La gastronomía tradicional canaria vive un momento de revalorización, impulsada en gran medida por la visibilidad que ofrecen las redes sociales a establecimientos de dimensiones reducidas y gestión familiar. Tal y como recogen los creadores de contenido especializados @guachinchesmodernos, la Bodega La Suertita, situada en el municipio tinerfeño de Los Realejos, se ha convertido en un referente de esta tendencia, destacando por una propuesta culinaria que prioriza el producto de proximidad en un entorno rural.
El modelo de negocio de este establecimiento, ubicado concretamente en la calle Calzadilla de La Cruz Santa, responde a la filosofía de los guachinches tradicionales, donde la oferta se limita a una carta breve pero especializada. Entre las elaboraciones que han captado la atención de los visitantes, destacan las garbanzas —enriquecidas con almendras, pasas y embutido—, el mojo de queso, la ensalada con ingredientes locales, el cochino al salmorejo y la carne de cabra. La experiencia se completa con la timba, un postre autóctono, y un vermú artesanal aromatizado con botánicos de la zona.

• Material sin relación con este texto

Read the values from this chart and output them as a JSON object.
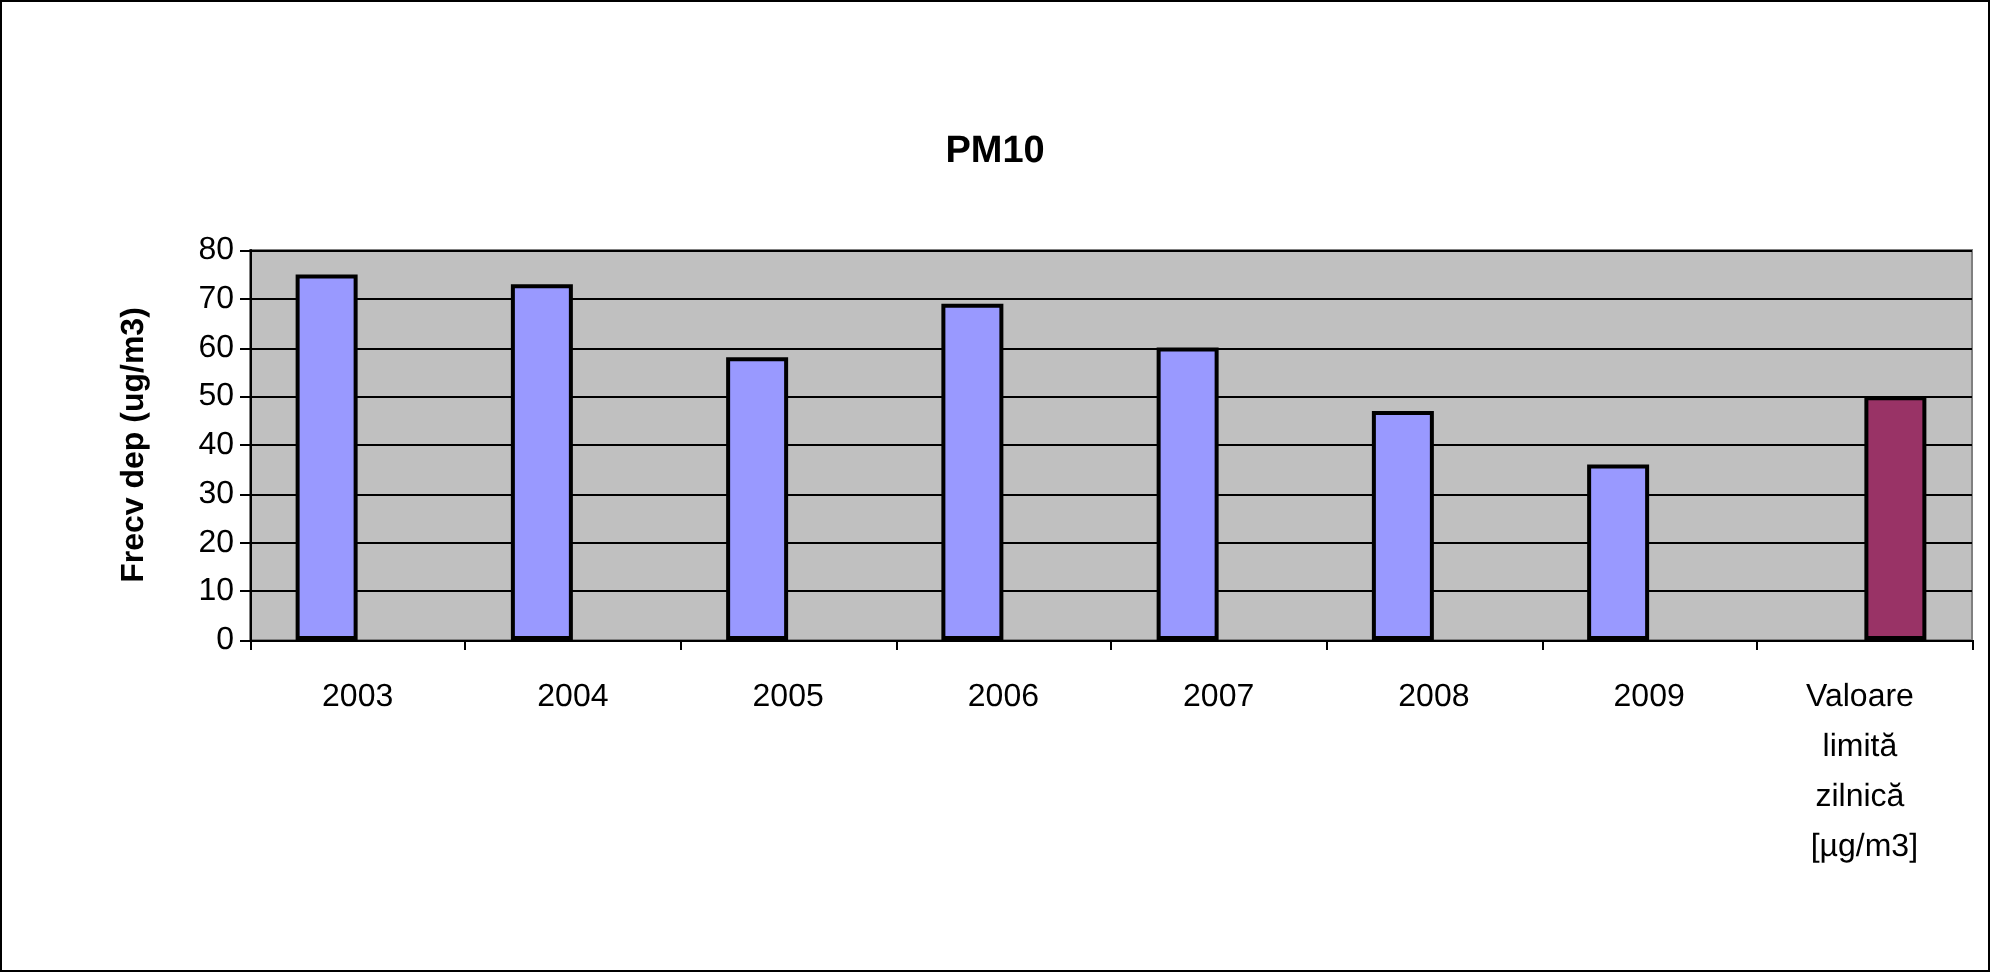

Más allá de la propuesta gastronómica, el éxito de La Suertita plantea un desafío logístico para el comensal. Con una valoración de 4,5 estrellas en las plataformas digitales, el local opera bajo un horario muy restringido —viernes y sábados, de 13:30 a 16:30 horas—, lo que, sumado a su aforo limitado, convierte la reserva previa en un requisito indispensable para garantizar el acceso.
Este fenómeno subraya la importancia de los pequeños negocios en la preservación del patrimonio culinario de las islas. La apuesta por una operativa reducida no solo permite un control exhaustivo sobre la calidad del producto, sino que también refuerza la exclusividad de la experiencia, consolidando a este tipo de bodegas como puntos de interés turístico y cultural que trascienden la oferta de restauración convencional.